The Air Transport Association (ATA) reported that revenue passenger miles (RPMs) declined 8.9 percent, systemwide in March, versus the same month in 2001. Domestic revenue passenger miles declined 8.1 percent and international RPMs decreased 10.8 percent. Revenue passenger mile is the industry term used to quantify the volume of business; one RPM equals one fare-paying passenger transported one mile.

Passenger enplanements were down 10.2 percent, on average, in March. The number of enplanements declined 10.8 percent, domestically, and 5.1 percent, internationally.


“Passenger traffic continues to show signs of recovery,” stated ATA Chief Economist David Swierenga. “The single-digit decline in traffic is encouraging, but we must keep in mind that the Spring holidays fell in March this year, as opposed to April in 2001, which made the year-over comparison more favorable.”

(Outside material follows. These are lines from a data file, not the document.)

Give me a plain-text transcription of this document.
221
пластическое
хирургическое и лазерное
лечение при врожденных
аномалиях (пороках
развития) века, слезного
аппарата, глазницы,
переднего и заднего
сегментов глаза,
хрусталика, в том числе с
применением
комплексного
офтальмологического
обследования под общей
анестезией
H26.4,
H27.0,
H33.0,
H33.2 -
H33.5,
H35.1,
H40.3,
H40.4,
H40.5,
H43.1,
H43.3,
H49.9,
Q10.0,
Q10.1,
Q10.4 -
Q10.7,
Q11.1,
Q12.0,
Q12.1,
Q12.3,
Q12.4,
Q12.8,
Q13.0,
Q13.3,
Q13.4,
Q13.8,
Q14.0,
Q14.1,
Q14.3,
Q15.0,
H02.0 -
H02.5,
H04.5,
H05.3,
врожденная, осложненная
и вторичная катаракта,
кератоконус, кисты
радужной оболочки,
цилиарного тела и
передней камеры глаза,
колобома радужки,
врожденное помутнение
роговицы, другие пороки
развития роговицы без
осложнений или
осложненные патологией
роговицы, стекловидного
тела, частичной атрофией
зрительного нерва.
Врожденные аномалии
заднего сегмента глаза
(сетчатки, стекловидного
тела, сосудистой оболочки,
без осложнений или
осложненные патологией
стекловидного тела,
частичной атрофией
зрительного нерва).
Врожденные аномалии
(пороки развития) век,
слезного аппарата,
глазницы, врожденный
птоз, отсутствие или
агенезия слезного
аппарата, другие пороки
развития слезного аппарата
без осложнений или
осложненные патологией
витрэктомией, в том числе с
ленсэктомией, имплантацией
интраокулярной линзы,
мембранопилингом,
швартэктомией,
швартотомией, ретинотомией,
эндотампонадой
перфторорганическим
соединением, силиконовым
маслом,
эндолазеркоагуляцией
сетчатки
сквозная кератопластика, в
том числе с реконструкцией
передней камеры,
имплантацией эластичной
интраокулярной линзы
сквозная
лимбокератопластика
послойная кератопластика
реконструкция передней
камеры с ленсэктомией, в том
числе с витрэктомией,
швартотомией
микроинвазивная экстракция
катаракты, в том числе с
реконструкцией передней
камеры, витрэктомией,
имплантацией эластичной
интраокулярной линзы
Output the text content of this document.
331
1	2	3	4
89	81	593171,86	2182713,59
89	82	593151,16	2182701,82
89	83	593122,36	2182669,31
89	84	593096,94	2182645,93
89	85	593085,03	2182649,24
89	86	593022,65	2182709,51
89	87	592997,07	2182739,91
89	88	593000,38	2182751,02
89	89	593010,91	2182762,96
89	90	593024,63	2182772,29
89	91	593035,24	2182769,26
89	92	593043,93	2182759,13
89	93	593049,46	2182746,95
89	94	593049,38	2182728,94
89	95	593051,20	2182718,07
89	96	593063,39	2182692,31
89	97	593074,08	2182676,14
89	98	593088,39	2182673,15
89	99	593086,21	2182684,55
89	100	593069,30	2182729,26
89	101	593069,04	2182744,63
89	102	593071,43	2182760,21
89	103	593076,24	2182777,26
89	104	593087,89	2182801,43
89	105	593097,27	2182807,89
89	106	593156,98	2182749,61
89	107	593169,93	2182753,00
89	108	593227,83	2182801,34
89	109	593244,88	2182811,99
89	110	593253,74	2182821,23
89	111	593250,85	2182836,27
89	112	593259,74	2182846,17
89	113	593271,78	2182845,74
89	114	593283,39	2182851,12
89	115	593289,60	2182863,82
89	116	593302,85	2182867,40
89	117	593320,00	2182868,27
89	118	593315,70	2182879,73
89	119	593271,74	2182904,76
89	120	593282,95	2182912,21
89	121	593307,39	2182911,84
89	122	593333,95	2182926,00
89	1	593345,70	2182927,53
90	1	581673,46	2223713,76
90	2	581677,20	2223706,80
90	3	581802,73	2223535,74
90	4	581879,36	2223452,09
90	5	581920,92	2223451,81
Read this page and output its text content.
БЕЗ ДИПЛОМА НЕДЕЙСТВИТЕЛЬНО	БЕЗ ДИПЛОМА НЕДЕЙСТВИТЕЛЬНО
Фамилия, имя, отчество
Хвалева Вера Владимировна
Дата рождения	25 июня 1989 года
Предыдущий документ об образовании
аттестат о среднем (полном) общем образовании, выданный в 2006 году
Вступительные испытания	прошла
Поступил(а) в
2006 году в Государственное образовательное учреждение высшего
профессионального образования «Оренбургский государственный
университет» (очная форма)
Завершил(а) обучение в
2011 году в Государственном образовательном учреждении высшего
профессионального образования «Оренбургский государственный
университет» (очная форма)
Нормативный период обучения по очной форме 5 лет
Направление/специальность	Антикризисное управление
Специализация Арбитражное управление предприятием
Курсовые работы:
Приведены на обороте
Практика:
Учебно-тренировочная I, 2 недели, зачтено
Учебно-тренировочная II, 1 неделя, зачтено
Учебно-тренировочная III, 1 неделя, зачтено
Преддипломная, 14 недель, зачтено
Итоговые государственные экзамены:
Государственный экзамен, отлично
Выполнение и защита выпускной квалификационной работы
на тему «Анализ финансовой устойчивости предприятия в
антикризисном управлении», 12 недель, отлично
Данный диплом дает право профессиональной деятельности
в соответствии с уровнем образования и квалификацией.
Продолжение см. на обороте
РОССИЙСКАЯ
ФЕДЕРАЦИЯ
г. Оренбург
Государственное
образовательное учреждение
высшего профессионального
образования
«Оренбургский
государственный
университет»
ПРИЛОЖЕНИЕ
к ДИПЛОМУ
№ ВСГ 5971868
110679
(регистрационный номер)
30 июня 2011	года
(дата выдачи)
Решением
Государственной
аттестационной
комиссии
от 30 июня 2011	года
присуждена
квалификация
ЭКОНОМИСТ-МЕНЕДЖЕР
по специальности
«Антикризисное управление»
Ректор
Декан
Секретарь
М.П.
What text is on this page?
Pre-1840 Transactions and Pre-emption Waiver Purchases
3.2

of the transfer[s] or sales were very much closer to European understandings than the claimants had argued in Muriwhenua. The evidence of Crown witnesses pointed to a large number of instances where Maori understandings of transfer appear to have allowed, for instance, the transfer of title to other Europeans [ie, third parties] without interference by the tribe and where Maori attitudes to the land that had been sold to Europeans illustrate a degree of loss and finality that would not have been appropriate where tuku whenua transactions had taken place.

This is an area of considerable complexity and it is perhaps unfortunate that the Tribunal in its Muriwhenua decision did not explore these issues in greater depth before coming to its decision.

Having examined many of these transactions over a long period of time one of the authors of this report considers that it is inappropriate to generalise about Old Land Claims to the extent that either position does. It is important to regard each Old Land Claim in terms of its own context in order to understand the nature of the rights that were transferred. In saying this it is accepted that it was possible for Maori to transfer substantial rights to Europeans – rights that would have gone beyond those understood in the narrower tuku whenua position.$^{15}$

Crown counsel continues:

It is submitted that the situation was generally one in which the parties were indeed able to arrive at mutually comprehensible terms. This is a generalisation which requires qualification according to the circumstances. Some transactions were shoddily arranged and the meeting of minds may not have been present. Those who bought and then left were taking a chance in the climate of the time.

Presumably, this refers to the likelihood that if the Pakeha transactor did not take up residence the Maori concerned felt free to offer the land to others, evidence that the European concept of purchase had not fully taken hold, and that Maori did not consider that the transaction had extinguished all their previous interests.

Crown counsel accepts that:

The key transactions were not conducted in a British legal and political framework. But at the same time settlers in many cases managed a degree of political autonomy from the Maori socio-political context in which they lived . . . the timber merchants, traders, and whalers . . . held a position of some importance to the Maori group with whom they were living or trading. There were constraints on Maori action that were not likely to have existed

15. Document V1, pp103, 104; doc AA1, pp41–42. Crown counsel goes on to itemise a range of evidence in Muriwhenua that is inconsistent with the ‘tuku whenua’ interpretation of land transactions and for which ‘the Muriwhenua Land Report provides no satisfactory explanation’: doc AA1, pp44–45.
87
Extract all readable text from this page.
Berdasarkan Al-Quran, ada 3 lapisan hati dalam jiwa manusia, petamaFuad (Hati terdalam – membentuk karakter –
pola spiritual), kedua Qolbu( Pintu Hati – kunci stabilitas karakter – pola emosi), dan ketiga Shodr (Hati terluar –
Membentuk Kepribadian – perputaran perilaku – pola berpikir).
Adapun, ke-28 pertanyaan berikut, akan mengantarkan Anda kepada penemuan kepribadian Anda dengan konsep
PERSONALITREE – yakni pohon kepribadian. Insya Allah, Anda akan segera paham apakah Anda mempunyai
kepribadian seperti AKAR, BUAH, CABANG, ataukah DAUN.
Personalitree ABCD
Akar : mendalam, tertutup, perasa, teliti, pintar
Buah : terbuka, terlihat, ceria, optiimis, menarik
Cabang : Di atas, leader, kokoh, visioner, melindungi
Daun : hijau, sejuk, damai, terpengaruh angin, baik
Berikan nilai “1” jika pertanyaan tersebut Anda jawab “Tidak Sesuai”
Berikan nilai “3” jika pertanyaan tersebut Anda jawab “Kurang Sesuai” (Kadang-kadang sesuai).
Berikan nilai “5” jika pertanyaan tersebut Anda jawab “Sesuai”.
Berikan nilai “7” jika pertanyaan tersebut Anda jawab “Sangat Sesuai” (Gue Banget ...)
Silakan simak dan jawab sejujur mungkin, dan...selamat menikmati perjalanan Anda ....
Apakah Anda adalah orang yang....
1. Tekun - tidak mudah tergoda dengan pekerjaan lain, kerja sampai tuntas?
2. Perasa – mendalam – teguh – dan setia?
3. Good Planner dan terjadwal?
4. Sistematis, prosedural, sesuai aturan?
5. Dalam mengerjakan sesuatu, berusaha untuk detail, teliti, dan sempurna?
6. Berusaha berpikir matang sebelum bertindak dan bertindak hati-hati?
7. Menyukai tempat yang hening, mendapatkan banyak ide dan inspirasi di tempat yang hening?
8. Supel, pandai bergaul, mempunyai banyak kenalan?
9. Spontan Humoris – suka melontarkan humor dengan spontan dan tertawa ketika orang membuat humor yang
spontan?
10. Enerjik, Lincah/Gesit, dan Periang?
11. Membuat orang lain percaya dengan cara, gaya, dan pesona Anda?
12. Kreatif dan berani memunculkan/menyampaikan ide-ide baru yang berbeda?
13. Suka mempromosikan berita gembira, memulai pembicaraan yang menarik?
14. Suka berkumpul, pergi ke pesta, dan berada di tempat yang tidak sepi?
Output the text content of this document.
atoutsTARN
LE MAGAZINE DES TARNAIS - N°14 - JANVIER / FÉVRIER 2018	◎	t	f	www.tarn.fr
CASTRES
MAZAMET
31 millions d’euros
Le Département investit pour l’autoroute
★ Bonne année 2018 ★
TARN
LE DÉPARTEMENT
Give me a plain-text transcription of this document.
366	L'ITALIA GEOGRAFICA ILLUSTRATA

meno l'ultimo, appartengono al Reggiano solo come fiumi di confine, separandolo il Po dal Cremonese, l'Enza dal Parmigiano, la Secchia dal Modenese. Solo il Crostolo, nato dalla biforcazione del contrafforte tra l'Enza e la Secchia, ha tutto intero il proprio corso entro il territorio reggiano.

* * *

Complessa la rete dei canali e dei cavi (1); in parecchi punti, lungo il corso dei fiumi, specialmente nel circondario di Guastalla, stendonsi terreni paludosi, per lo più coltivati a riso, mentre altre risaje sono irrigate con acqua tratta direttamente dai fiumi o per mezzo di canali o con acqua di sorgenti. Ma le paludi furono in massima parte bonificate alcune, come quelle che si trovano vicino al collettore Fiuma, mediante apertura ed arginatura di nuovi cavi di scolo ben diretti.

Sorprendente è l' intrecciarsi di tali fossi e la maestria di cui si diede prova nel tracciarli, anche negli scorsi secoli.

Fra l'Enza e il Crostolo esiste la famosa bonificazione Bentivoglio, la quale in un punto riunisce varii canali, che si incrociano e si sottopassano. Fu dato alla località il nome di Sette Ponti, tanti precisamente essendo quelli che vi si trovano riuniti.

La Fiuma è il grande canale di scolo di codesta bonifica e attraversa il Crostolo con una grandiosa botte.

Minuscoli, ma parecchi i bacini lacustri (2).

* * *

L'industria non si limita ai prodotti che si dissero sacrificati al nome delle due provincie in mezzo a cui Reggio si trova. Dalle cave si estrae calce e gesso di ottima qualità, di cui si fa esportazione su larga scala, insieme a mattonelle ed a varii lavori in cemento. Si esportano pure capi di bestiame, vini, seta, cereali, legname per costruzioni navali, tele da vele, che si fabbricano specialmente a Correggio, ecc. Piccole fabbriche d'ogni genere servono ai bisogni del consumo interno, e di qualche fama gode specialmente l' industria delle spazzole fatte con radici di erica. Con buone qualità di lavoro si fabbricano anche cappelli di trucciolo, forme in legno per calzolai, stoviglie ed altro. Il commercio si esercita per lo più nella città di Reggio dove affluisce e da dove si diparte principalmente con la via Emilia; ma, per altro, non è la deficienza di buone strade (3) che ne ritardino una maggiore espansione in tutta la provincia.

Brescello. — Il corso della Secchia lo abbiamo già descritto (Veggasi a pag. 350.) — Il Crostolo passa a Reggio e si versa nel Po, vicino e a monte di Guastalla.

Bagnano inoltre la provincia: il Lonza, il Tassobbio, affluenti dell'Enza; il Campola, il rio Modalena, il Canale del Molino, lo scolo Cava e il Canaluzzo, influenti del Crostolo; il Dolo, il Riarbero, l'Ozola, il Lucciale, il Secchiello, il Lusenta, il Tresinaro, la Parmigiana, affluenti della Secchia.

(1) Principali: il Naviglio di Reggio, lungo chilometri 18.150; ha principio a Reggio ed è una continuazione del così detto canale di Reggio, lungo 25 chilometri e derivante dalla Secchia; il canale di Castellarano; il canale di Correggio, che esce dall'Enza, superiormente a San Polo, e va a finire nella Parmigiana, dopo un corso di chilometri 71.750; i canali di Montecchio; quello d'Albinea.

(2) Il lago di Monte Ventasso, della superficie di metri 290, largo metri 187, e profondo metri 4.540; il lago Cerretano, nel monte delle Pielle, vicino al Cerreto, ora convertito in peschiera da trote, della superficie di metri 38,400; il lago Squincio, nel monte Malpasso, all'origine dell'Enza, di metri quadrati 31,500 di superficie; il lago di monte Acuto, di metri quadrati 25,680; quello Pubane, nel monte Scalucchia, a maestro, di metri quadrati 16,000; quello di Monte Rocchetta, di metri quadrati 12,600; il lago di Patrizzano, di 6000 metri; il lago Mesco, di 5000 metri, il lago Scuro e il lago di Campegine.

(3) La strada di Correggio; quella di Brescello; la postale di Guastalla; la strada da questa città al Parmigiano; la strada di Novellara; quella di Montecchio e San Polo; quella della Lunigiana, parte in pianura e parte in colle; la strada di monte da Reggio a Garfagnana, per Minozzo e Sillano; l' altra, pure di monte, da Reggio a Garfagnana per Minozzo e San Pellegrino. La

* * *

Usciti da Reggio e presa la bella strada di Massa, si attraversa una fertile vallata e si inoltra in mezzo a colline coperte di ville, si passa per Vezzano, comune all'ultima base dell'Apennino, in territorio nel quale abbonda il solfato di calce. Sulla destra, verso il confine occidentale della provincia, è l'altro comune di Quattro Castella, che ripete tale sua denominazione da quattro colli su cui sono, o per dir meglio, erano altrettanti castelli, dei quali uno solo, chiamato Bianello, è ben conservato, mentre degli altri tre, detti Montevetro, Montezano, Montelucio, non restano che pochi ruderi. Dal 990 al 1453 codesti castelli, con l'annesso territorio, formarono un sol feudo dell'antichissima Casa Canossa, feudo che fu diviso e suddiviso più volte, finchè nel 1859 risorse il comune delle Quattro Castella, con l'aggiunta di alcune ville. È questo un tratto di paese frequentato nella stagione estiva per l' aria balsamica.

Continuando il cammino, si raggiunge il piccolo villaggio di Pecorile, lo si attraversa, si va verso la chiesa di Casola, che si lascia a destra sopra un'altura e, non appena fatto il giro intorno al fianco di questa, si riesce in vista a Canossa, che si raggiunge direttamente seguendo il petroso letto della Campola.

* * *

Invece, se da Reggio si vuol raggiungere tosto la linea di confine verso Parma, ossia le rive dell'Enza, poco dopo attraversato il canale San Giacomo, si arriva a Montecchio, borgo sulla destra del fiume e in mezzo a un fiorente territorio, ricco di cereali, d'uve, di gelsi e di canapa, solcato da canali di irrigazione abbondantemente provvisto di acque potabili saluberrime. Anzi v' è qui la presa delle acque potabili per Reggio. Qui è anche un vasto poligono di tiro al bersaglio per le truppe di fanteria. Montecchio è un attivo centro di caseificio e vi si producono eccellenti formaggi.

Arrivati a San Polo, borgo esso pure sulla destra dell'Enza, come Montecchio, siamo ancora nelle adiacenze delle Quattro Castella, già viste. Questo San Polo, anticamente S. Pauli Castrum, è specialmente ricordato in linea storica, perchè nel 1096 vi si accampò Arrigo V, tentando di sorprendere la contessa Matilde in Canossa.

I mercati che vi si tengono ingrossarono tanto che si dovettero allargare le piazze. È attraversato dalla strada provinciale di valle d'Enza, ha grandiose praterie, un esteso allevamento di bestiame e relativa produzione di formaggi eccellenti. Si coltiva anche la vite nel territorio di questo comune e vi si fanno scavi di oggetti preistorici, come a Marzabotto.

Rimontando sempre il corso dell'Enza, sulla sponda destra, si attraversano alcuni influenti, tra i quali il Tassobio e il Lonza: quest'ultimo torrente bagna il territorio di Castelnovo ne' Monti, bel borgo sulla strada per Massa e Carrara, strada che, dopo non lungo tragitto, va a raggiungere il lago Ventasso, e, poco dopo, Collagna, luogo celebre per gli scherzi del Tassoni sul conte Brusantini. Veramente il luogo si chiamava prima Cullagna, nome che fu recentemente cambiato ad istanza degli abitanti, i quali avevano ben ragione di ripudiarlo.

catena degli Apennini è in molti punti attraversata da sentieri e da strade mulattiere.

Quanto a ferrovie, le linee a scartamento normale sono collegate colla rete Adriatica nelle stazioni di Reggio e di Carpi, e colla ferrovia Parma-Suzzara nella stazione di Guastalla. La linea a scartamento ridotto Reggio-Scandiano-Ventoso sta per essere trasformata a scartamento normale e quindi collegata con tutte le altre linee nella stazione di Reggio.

The system-wide load factor was 76.7 percent in March. The domestic load factor was 75.0 percent and the international load factor was 81.9 percent. The narrow improvement in load factor compared to the previous month was driven by an 11.8 percent decline in airline capacity. Load factor is the percentage of airline capacity that is utilized.


The Air Transport Association of America, Inc. is the trade association for leading U.S. airlines. ATA members transport over 95 percent of all the passenger and cargo traffic in the United States.